Furthermore, we note that the OBA proposal of a closed committee also violates the "Principles for Middle East Work (as adopted by [sic] board in August, 2005)." To wit, "ICPJ will work to create a framework for working for Peace and Justice in the Middle East that is welcoming to all wanting to work to end the occupation within our framework of respect and care for all" (emphasis added). The Middle East Task Force (METF) has always worked within a "framework of respect and care for all."

Some people seem to believe that because the METF, collectively and/or individually, has taken a stance against Zionism that this means we do not "respect or care for all." Respect does not mean only to hold one in high esteem, it can also mean to give one his or her due regard and consideration. We take the ideas, feeling, and actions of all people seriously and we can honestly say that we care deeply for the spiritual and physical wellbeing of all parties to the conflicts in the Middle East and elsewhere—it is this concern that impels us to do this work. Justice and compassion—even for an oppressor—are not mutually exclusive values.

In closing, we note that members of the "Imagine Event" reportedly found fault with us for, among other things, making "polarizing, value judgments of 'good' and 'bad' " and for "Moral absolutism." We plead guilty and happen to think that values and morals are of vital significance to "people of faith and people of conscience"—the ICPJ's self-defined constituency. Some things are good and some are bad.

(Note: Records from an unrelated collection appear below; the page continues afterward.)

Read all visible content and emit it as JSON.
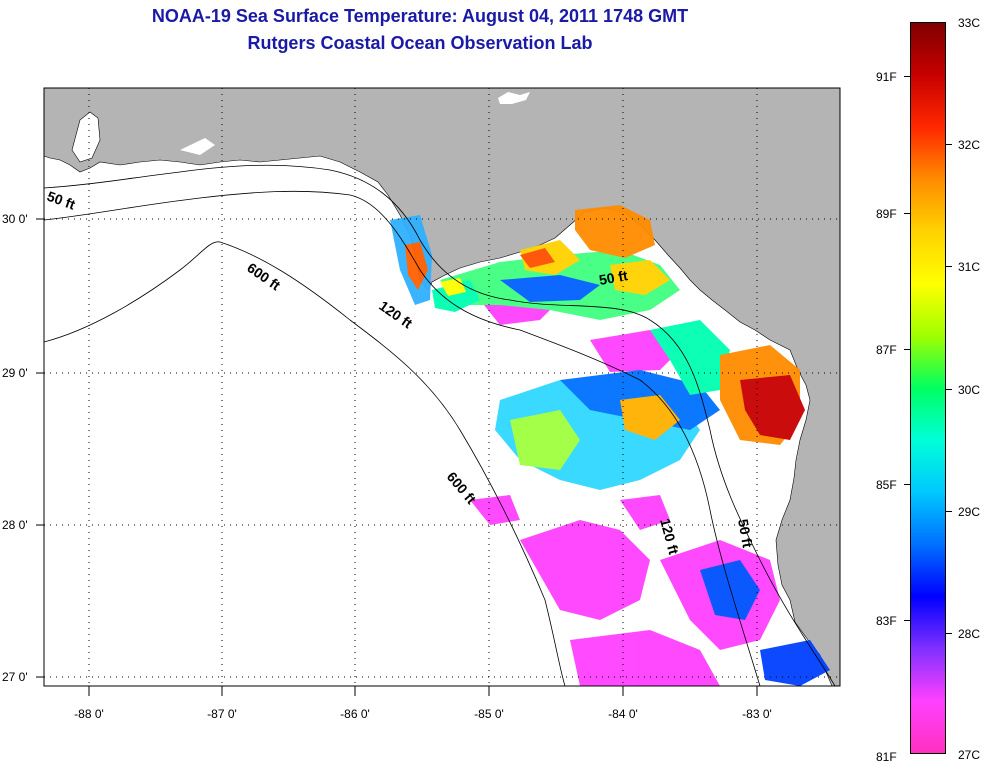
{
  "header": {
    "title_line1": "NOAA-19 Sea Surface Temperature:  August 04, 2011 1748 GMT",
    "title_line2": "Rutgers Coastal Ocean Observation Lab"
  },
  "map": {
    "lat_labels": [
      "30 0'",
      "29 0'",
      "28 0'",
      "27 0'"
    ],
    "lon_labels": [
      "-88 0'",
      "-87 0'",
      "-86 0'",
      "-85 0'",
      "-84 0'",
      "-83 0'"
    ],
    "contour_labels": {
      "c50_west": "50 ft",
      "c600_north": "600 ft",
      "c120_north": "120 ft",
      "c50_east": "50 ft",
      "c600_south": "600 ft",
      "c120_south": "120 ft",
      "c50_south": "50 ft"
    },
    "colors": {
      "land": "#b4b4b4",
      "ocean_nodata": "#ffffff"
    }
  },
  "colorbar": {
    "fahrenheit_labels": [
      "91F",
      "89F",
      "87F",
      "85F",
      "83F",
      "81F"
    ],
    "celsius_labels": [
      "33C",
      "32C",
      "31C",
      "30C",
      "29C",
      "28C",
      "27C"
    ],
    "scale_colors": [
      "#800000",
      "#c80000",
      "#ff2800",
      "#ff8c00",
      "#ffd200",
      "#ffff00",
      "#a0ff00",
      "#00ff60",
      "#00ffd8",
      "#00c8ff",
      "#0070ff",
      "#0000ff",
      "#8030ff",
      "#ff40ff",
      "#ff30c0"
    ]
  }
}
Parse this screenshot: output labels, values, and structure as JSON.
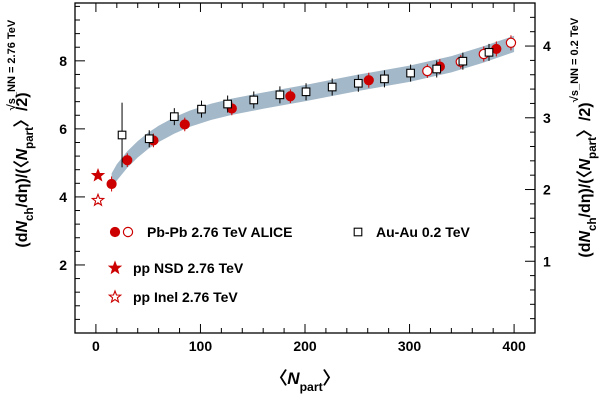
{
  "chart_data": {
    "type": "scatter",
    "xlabel_parts": [
      "〈",
      "N",
      "part",
      "〉"
    ],
    "ylabel_left_parts": [
      "(d",
      "N",
      "ch",
      "/dη)/(〈",
      "N",
      "part",
      "〉/2)"
    ],
    "ylabel_right_parts": [
      "(d",
      "N",
      "ch",
      "/dη)/(〈",
      "N",
      "part",
      "〉/2)"
    ],
    "label_right_energy": "√s_NN = 0.2 TeV",
    "label_left_energy": "√s_NN = 2.76 TeV",
    "xlim": [
      -20,
      420
    ],
    "ylim_left": [
      0,
      9.7
    ],
    "ylim_right": [
      0,
      4.6
    ],
    "x_ticks": [
      0,
      100,
      200,
      300,
      400
    ],
    "y_ticks_left": [
      2,
      4,
      6,
      8
    ],
    "y_ticks_right": [
      1,
      2,
      3,
      4
    ],
    "colors": {
      "alice": "#cc0000",
      "band": "#a3b8c8",
      "rhic": "#000000",
      "energy_label_left": "#cc0000"
    },
    "series": [
      {
        "name": "Pb-Pb 2.76 TeV ALICE",
        "marker": "filled-circle",
        "points": [
          {
            "x": 15,
            "y": 4.38,
            "e": 0.22
          },
          {
            "x": 30,
            "y": 5.08,
            "e": 0.2
          },
          {
            "x": 55,
            "y": 5.66,
            "e": 0.2
          },
          {
            "x": 85,
            "y": 6.13,
            "e": 0.2
          },
          {
            "x": 130,
            "y": 6.6,
            "e": 0.2
          },
          {
            "x": 186,
            "y": 6.96,
            "e": 0.2
          },
          {
            "x": 261,
            "y": 7.43,
            "e": 0.22
          },
          {
            "x": 329,
            "y": 7.83,
            "e": 0.22
          },
          {
            "x": 383,
            "y": 8.35,
            "e": 0.22
          }
        ]
      },
      {
        "name": "Pb-Pb 2.76 TeV ALICE (open)",
        "marker": "open-circle",
        "points": [
          {
            "x": 317,
            "y": 7.7,
            "e": 0.2
          },
          {
            "x": 349,
            "y": 7.97,
            "e": 0.2
          },
          {
            "x": 371,
            "y": 8.2,
            "e": 0.22
          },
          {
            "x": 397,
            "y": 8.53,
            "e": 0.22
          }
        ]
      },
      {
        "name": "Au-Au 0.2 TeV",
        "marker": "open-square",
        "points": [
          {
            "x": 25,
            "y": 5.82,
            "e": 0.95
          },
          {
            "x": 51,
            "y": 5.71,
            "e": 0.25
          },
          {
            "x": 75,
            "y": 6.36,
            "e": 0.25
          },
          {
            "x": 101,
            "y": 6.58,
            "e": 0.25
          },
          {
            "x": 126,
            "y": 6.73,
            "e": 0.25
          },
          {
            "x": 151,
            "y": 6.85,
            "e": 0.25
          },
          {
            "x": 176,
            "y": 7.0,
            "e": 0.25
          },
          {
            "x": 201,
            "y": 7.09,
            "e": 0.25
          },
          {
            "x": 226,
            "y": 7.23,
            "e": 0.25
          },
          {
            "x": 251,
            "y": 7.34,
            "e": 0.25
          },
          {
            "x": 276,
            "y": 7.47,
            "e": 0.25
          },
          {
            "x": 301,
            "y": 7.64,
            "e": 0.25
          },
          {
            "x": 326,
            "y": 7.76,
            "e": 0.25
          },
          {
            "x": 351,
            "y": 7.99,
            "e": 0.25
          },
          {
            "x": 376,
            "y": 8.25,
            "e": 0.25
          }
        ]
      },
      {
        "name": "pp NSD 2.76 TeV",
        "marker": "filled-star",
        "points": [
          {
            "x": 2,
            "y": 4.63
          }
        ]
      },
      {
        "name": "pp Inel 2.76 TeV",
        "marker": "open-star",
        "points": [
          {
            "x": 2,
            "y": 3.9,
            "e": 0.12
          }
        ]
      }
    ],
    "band": {
      "x": [
        15,
        20,
        30,
        40,
        50,
        60,
        75,
        90,
        110,
        130,
        160,
        200,
        250,
        300,
        340,
        370,
        400
      ],
      "y": [
        4.45,
        4.72,
        5.1,
        5.4,
        5.65,
        5.85,
        6.1,
        6.3,
        6.5,
        6.65,
        6.83,
        7.05,
        7.35,
        7.62,
        7.9,
        8.18,
        8.5
      ],
      "half_width": 0.24
    },
    "legend": [
      {
        "label": "Pb-Pb 2.76 TeV ALICE",
        "markers": [
          "filled-circle",
          "open-circle"
        ]
      },
      {
        "label": "Au-Au  0.2 TeV",
        "markers": [
          "open-square"
        ]
      },
      {
        "label": "pp NSD 2.76 TeV",
        "markers": [
          "filled-star"
        ]
      },
      {
        "label": "pp Inel 2.76 TeV",
        "markers": [
          "open-star"
        ]
      }
    ]
  }
}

We leave you with these quotes to reflect upon:

Ah, you that turn justice to wormwood, and bring righteousness to the ground! … They hate the one who reproves in the gate, and they abhor the one who speaks the truth. … Hate evil and love good, and establish justice in the gate … let justice roll down like waters, and righteousness like an ever-flowing stream.
Amos 5

… let not the hatred of others to you make you swerve to wrong and depart from justice. Be just: that is next to Piety:
Al-Maidah 5:8

Blessed are those who hunger and thirst for righteousness, for they will be filled.
Matthew 5:6

We feel that love means inoffensiveness at all costs. …We may forget, in judging our own angers, that the love demonstrated by St. Paul and Jesus and Gandhi and Martin Luther King was a tough, firm, outspoken honesty that demanded the best from people, a love more accurately described by the Quaker injunction "speak truth to power" than by the passive acquiescence of "never make anyone unhappy."
Dorothy T. Samuel. "The Violence in Ourselves" in Peace is the Way:
Writing on Nonviolence from the Fellowship of Reconciliation.

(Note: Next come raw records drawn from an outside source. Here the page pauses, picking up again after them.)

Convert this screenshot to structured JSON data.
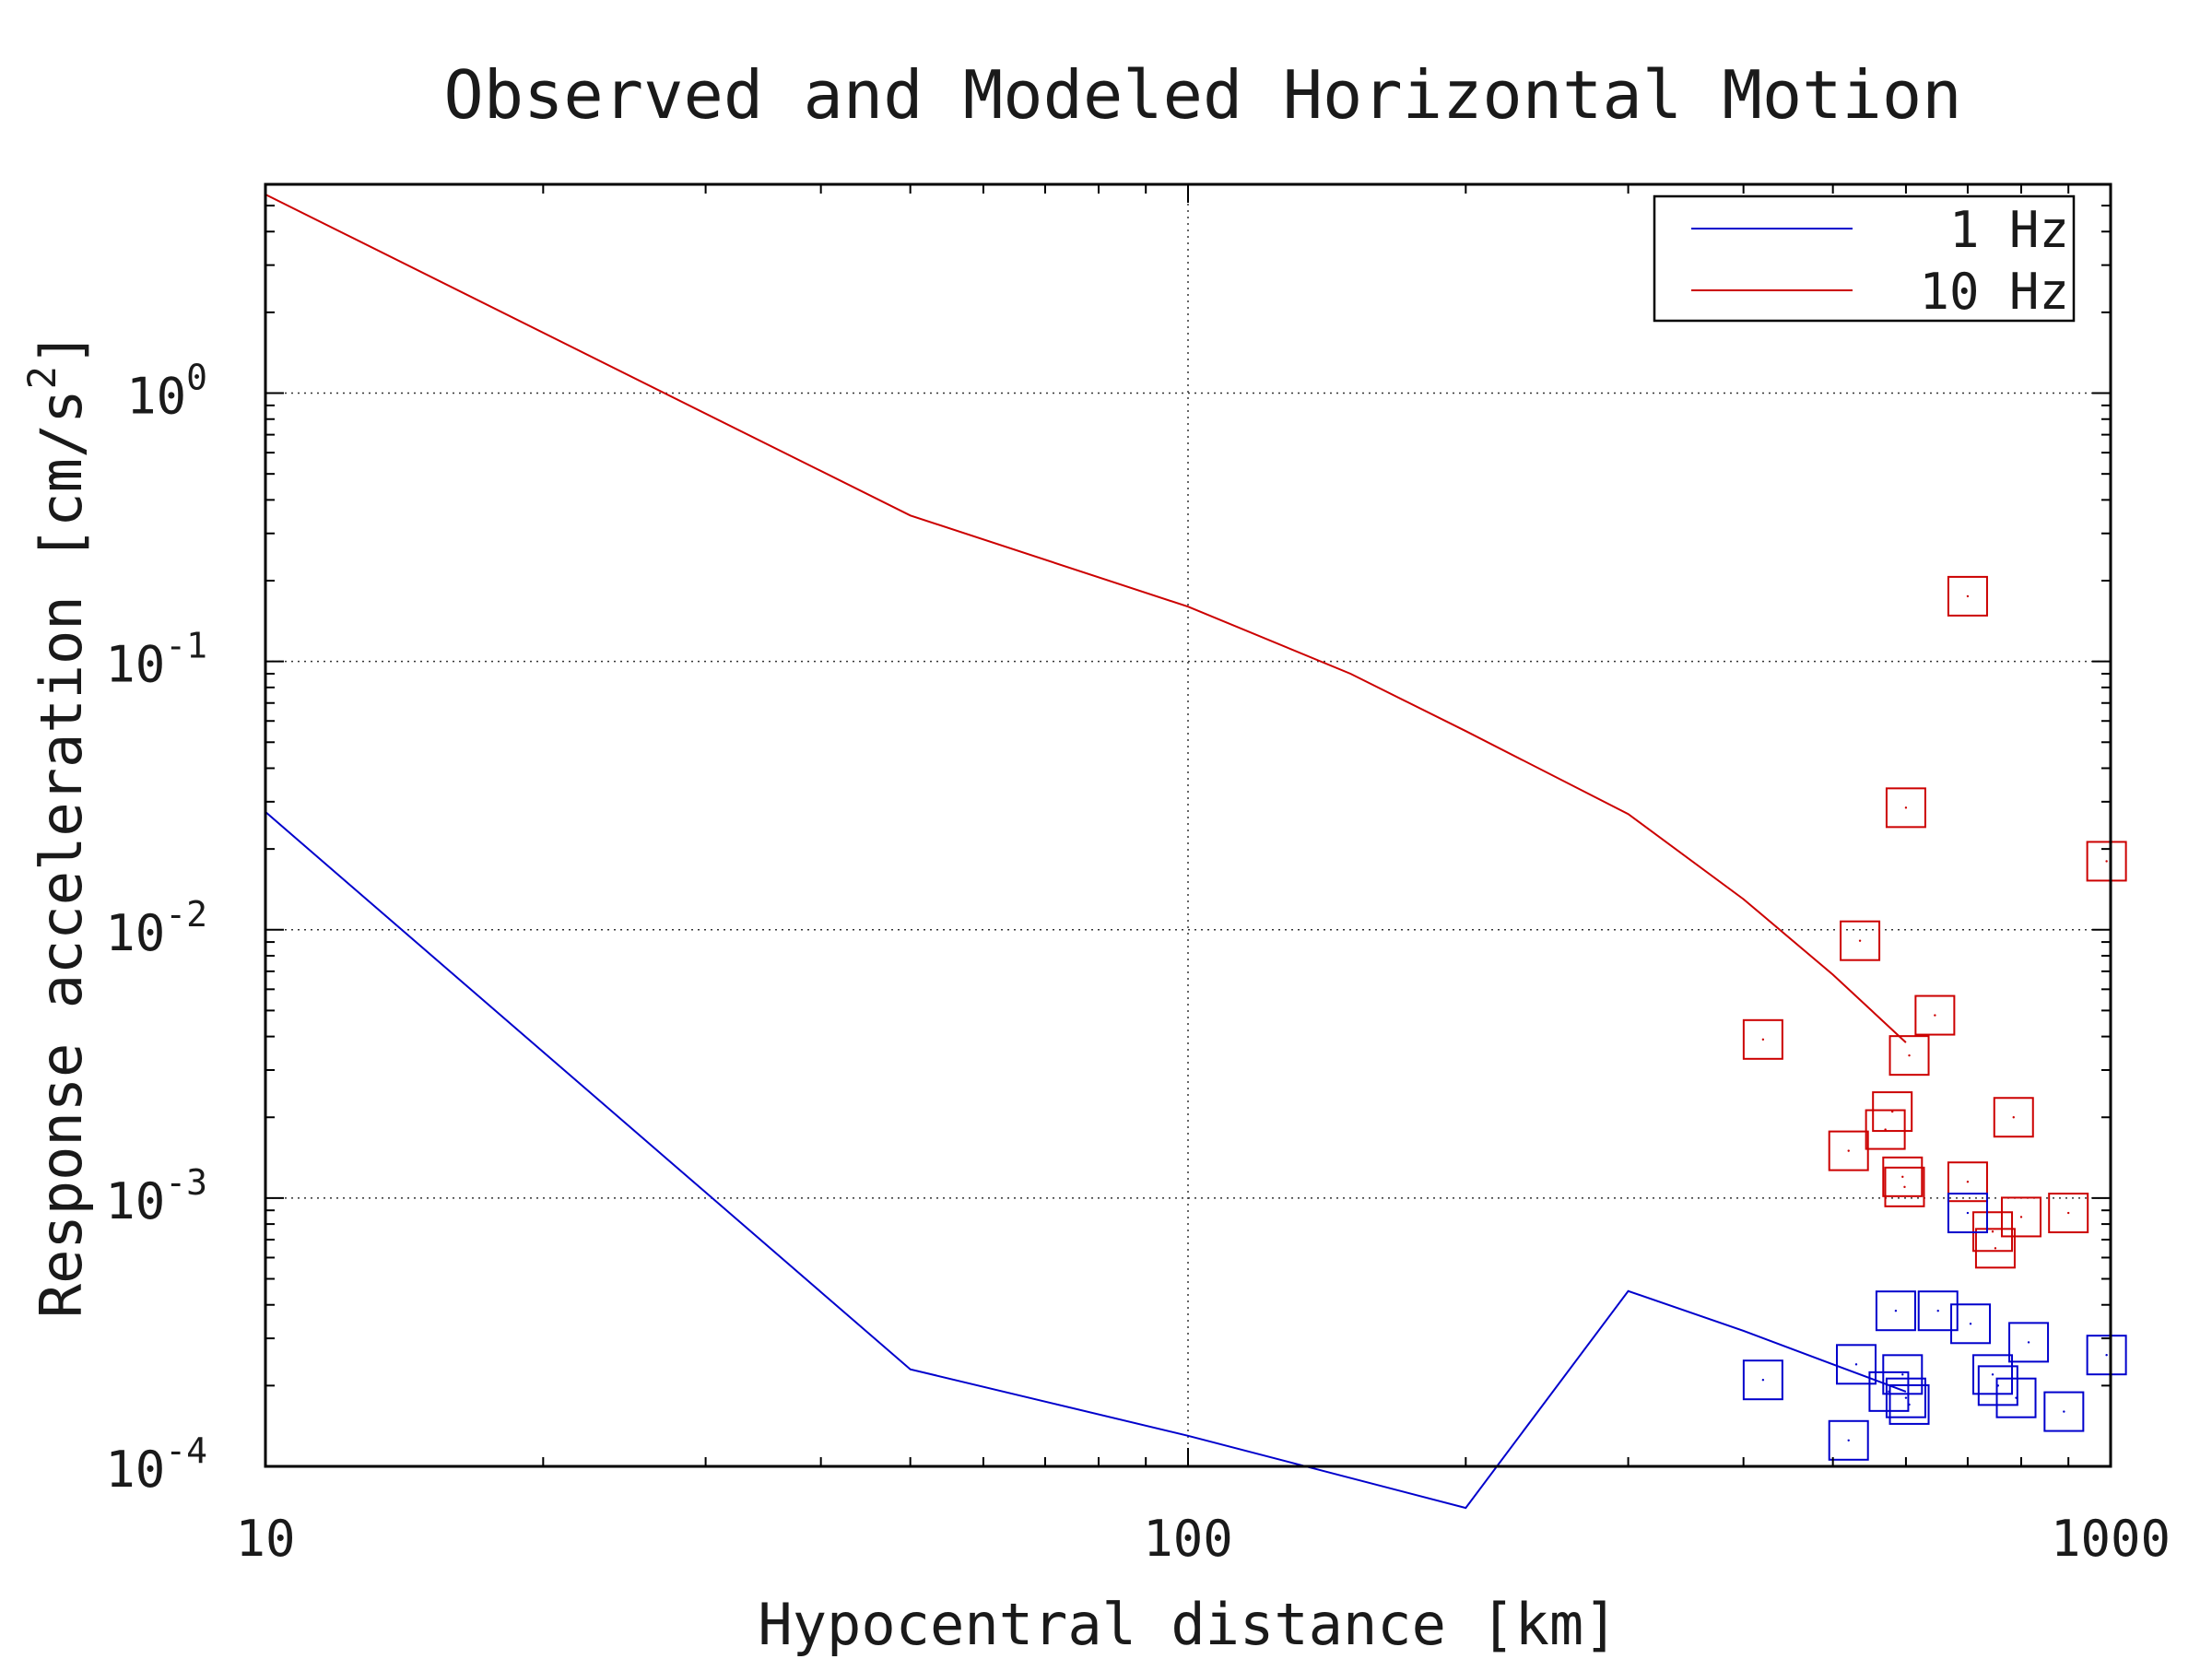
{
  "chart_data": {
    "type": "scatter",
    "title": "Observed and Modeled Horizontal Motion",
    "xlabel": "Hypocentral distance [km]",
    "ylabel_main": "Response acceleration [cm/s",
    "ylabel_sup": "2",
    "ylabel_end": "]",
    "x_scale": "log",
    "y_scale": "log",
    "xlim": [
      10,
      1000
    ],
    "ylim": [
      0.0001,
      6
    ],
    "grid": true,
    "legend_position": "top-right",
    "x_ticks": [
      {
        "value": 10,
        "label": "10"
      },
      {
        "value": 100,
        "label": "100"
      },
      {
        "value": 1000,
        "label": "1000"
      }
    ],
    "y_ticks": [
      {
        "value": 1,
        "base": "10",
        "exp": "0"
      },
      {
        "value": 0.1,
        "base": "10",
        "exp": "-1"
      },
      {
        "value": 0.01,
        "base": "10",
        "exp": "-2"
      },
      {
        "value": 0.001,
        "base": "10",
        "exp": "-3"
      },
      {
        "value": 0.0001,
        "base": "10",
        "exp": "-4"
      }
    ],
    "series": [
      {
        "name": "1 Hz",
        "kind": "line",
        "color": "#0000cc",
        "x": [
          10,
          50,
          100,
          200,
          300,
          400,
          500,
          600
        ],
        "y": [
          0.0275,
          0.00023,
          0.00013,
          7e-05,
          0.00045,
          0.00032,
          0.00024,
          0.00019
        ]
      },
      {
        "name": "10 Hz",
        "kind": "line",
        "color": "#cc0000",
        "x": [
          10,
          50,
          100,
          150,
          200,
          300,
          400,
          500,
          600
        ],
        "y": [
          5.5,
          0.35,
          0.16,
          0.09,
          0.055,
          0.027,
          0.013,
          0.0068,
          0.0038
        ]
      }
    ],
    "scatter": [
      {
        "series": "10 Hz",
        "color": "#cc0000",
        "points": [
          {
            "x": 420,
            "y": 0.0039
          },
          {
            "x": 520,
            "y": 0.0015
          },
          {
            "x": 535,
            "y": 0.0091
          },
          {
            "x": 570,
            "y": 0.0018
          },
          {
            "x": 580,
            "y": 0.0021
          },
          {
            "x": 595,
            "y": 0.0012
          },
          {
            "x": 598,
            "y": 0.0011
          },
          {
            "x": 600,
            "y": 0.0285
          },
          {
            "x": 605,
            "y": 0.0034
          },
          {
            "x": 645,
            "y": 0.0048
          },
          {
            "x": 700,
            "y": 0.175
          },
          {
            "x": 700,
            "y": 0.00115
          },
          {
            "x": 745,
            "y": 0.00075
          },
          {
            "x": 750,
            "y": 0.00065
          },
          {
            "x": 785,
            "y": 0.002
          },
          {
            "x": 800,
            "y": 0.00085
          },
          {
            "x": 900,
            "y": 0.00088
          },
          {
            "x": 990,
            "y": 0.018
          }
        ]
      },
      {
        "series": "1 Hz",
        "color": "#0000cc",
        "points": [
          {
            "x": 420,
            "y": 0.00021
          },
          {
            "x": 520,
            "y": 0.000125
          },
          {
            "x": 530,
            "y": 0.00024
          },
          {
            "x": 575,
            "y": 0.00019
          },
          {
            "x": 585,
            "y": 0.00038
          },
          {
            "x": 595,
            "y": 0.00022
          },
          {
            "x": 600,
            "y": 0.00018
          },
          {
            "x": 605,
            "y": 0.00017
          },
          {
            "x": 650,
            "y": 0.00038
          },
          {
            "x": 700,
            "y": 0.00088
          },
          {
            "x": 705,
            "y": 0.00034
          },
          {
            "x": 745,
            "y": 0.00022
          },
          {
            "x": 755,
            "y": 0.0002
          },
          {
            "x": 790,
            "y": 0.00018
          },
          {
            "x": 815,
            "y": 0.00029
          },
          {
            "x": 890,
            "y": 0.00016
          },
          {
            "x": 990,
            "y": 0.00026
          }
        ]
      }
    ]
  }
}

We must always take sides. Neutrality helps the oppressor, never the victim. Silence encourages the tormentor, never the tormented. Sometimes we must interfere.
Elie Wiesel. 1986 Nobel Prize Acceptance Speech.

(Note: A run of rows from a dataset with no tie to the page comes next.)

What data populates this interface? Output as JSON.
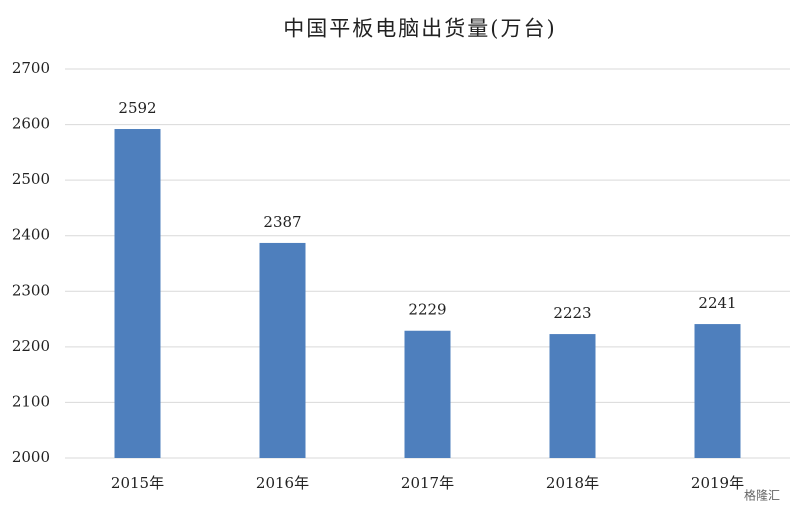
{
  "chart_data": {
    "type": "bar",
    "title": "中国平板电脑出货量(万台)",
    "categories": [
      "2015年",
      "2016年",
      "2017年",
      "2018年",
      "2019年"
    ],
    "values": [
      2592,
      2387,
      2229,
      2223,
      2241
    ],
    "color": "#4e7fbd",
    "ylim": [
      2000,
      2700
    ],
    "yticks": [
      2000,
      2100,
      2200,
      2300,
      2400,
      2500,
      2600,
      2700
    ],
    "grid": true,
    "watermark": "格隆汇"
  }
}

Let no one be deceived: There is no survival for humanity without global peace! ... Let no one be deceived: There is no global peace without global justice!
Parliament of the World's Religions. "Declaration Toward a Global Ethic."

… we have mediocre politicians, and the clergy is pretty mediocre also. But what’s honored in a country will be cultivated there. The greatest recession in this country is not economic; it’s spiritual. And so the great biblical mandates of pursuing justice and seeking peace are shortchanged.
William Sloane Coffin. Interviewed in "Advice to a Young Minister."